At the same time, Dennett had become increasingly engaged in climate activism. She has spent time addressing councils and schools around Dorset – she lives in Weymouth – leading debates and encouraging local action, such as installing solar panels on village halls.
“I’d find myself asking councils to take their money out of fossil fuels but then admitting I work in the industry and need to do this myself. We’re all hypocrites to some extent but this was starting to feel ridiculous,” she says.
“What’s clear from working with the frontline employees at Shell is that net zero is just not talked about internally. It simply never comes up where issues like safety and tensions with local communities do,” she says.
But is it fair to expect an oil-rig worker to be engaged in their employer’s overarching corporate strategy? “Yes. If it was embedded in the company you would be hearing it discussed all the time. They are experts in managing risk but are not managing the climate risk,” she says.
The strength of feeling about Shell’s impact on the environment was underscored the day after Dennett’s video was released. At the company’s annual shareholder meeting at Methodist Central Hall in London, Extinction Rebellion protesters banged drums and shouted: “Shell must fall” as people filed in.
Inside, protesters delayed the meeting by nearly three hours by shouting, and singing “we will stop you” to the tune of Queen’s 1977 hit We Will Rock You. The executive team sat still, stony faced, watching on while the chairman, Sir Andrew Mackenzie, tried to placate the protesters. “It was amazing. Singing at the board, you can’t get any more non-violent direct action than that,” Dennett says.
Her decision to snub Shell comes at a price – “around 60%-70% of my business”, she admits. There’s also the possibility of legal action from Shell.
It’s a business she built after an unlikely journey. She was born in Merthyr Tydfil, south Wales; her father fitted industrial piping and her mother worked in a leisure centre. After studying criminal justice and later marketing, she worked in social services, including a psychiatric hospital. Six years in the Netherlands followed, working first for a nascent satnav developer and then for the camera company Canon. She then worked for research agencies before setting up Clout.
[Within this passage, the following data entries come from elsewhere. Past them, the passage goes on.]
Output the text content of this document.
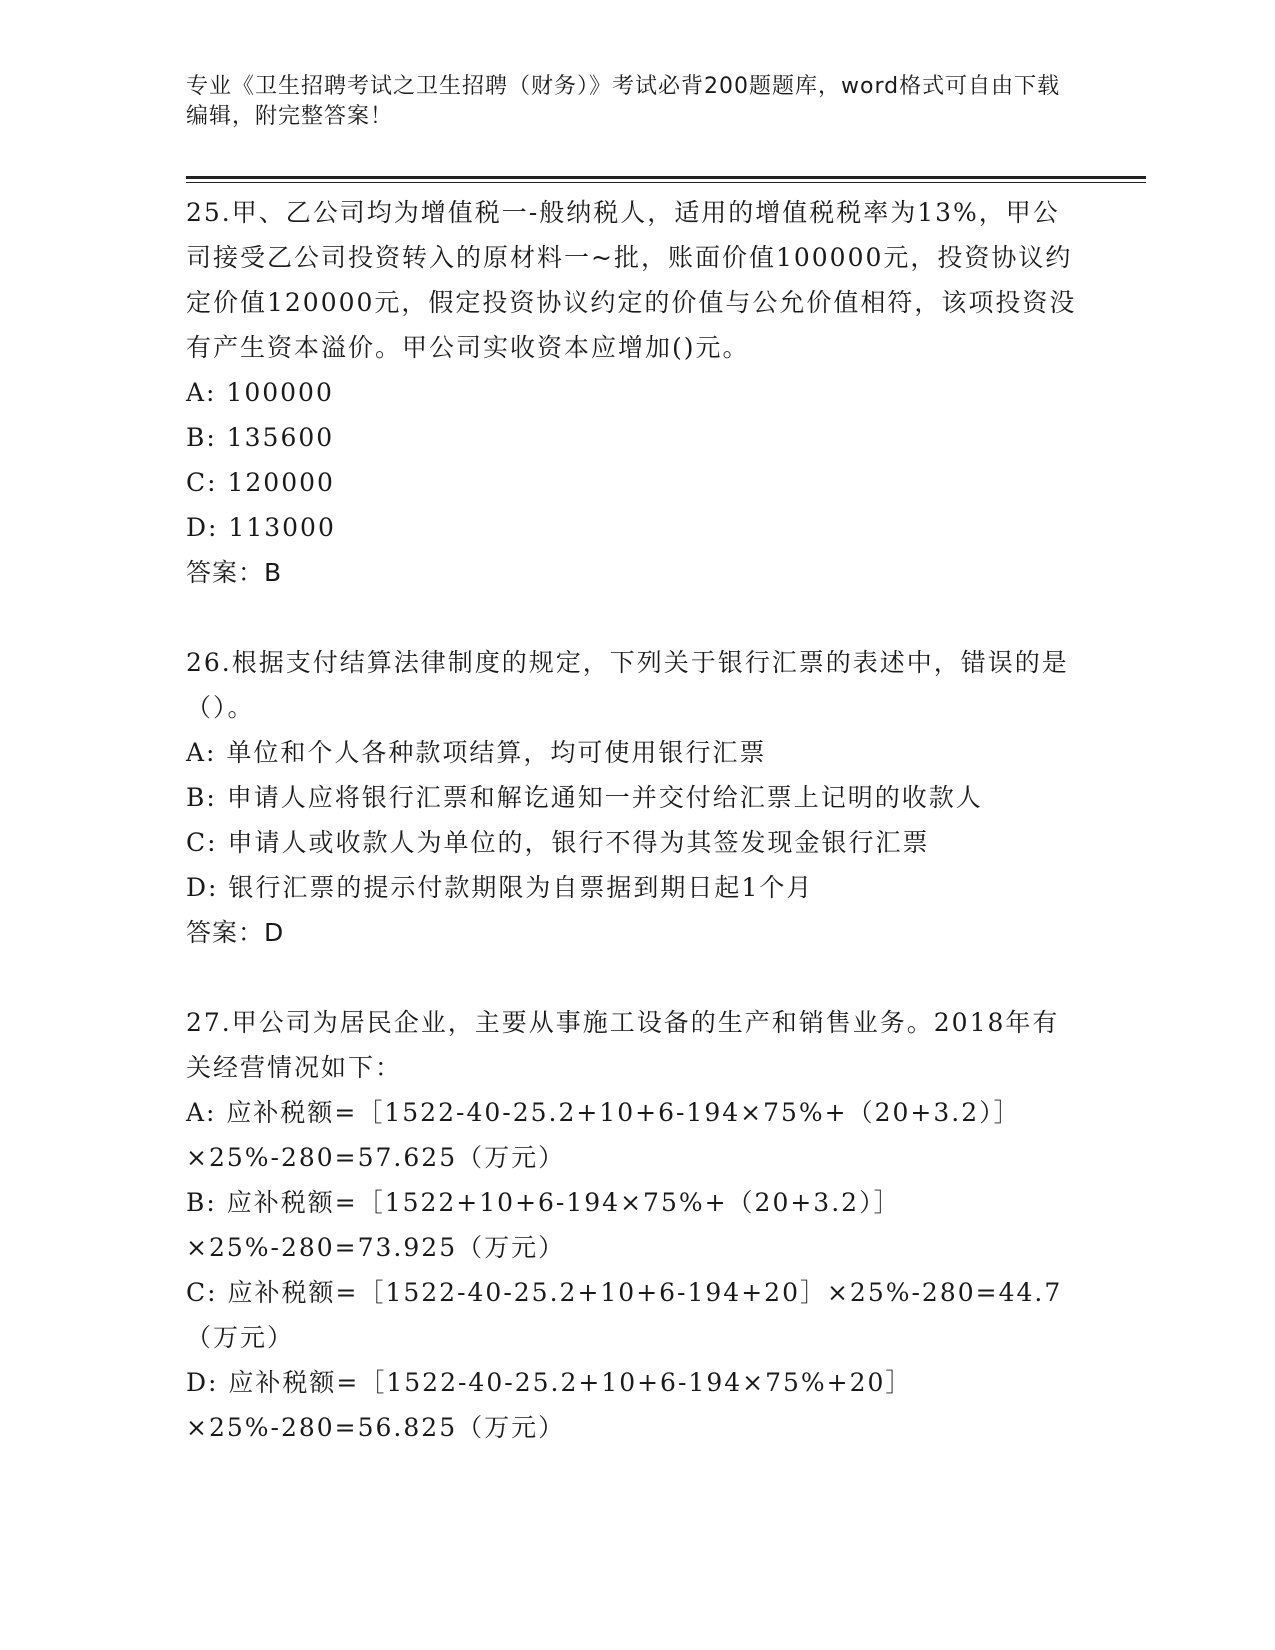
专业《卫生招聘考试之卫生招聘（财务）》考试必背200题题库，word格式可自由下载编辑，附完整答案！

25.甲、乙公司均为增值税一-般纳税人，适用的增值税税率为13%，甲公司接受乙公司投资转入的原材料一~批，账面价值100000元，投资协议约定价值120000元，假定投资协议约定的价值与公允价值相符，该项投资没有产生资本溢价。甲公司实收资本应增加()元。

A: 100000

B: 135600

C: 120000

D: 113000

答案：B

26.根据支付结算法律制度的规定，下列关于银行汇票的表述中，错误的是（）。

A: 单位和个人各种款项结算，均可使用银行汇票

B: 申请人应将银行汇票和解讫通知一并交付给汇票上记明的收款人

C: 申请人或收款人为单位的，银行不得为其签发现金银行汇票

D: 银行汇票的提示付款期限为自票据到期日起1个月

答案：D

27.甲公司为居民企业，主要从事施工设备的生产和销售业务。2018年有关经营情况如下：

A: 应补税额=［1522-40-25.2+10+6-194×75%+（20+3.2）］×25%-280=57.625（万元）

B: 应补税额=［1522+10+6-194×75%+（20+3.2）］×25%-280=73.925（万元）

C: 应补税额=［1522-40-25.2+10+6-194+20］×25%-280=44.7（万元）

D: 应补税额=［1522-40-25.2+10+6-194×75%+20］×25%-280=56.825（万元）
So what would be the dream reaction to her very public display of dissent? “That Shell would wake up and use all of the skill, capital, the human power to genuinely transition. They were a pioneering company that had a vision. They do not have a vision now. It’s a take take take vision. All they can think of is to continue what they have been doing. To the executives, I say: take a look at yourself in the mirror.”
Shell said more than 75% of the £20bn to £25bn it intends to spend in the UK over the next decade is in low and zero carbon products and services. The company said: “We expect our energy transition spend to constitute 50% of our total spend by 2025.”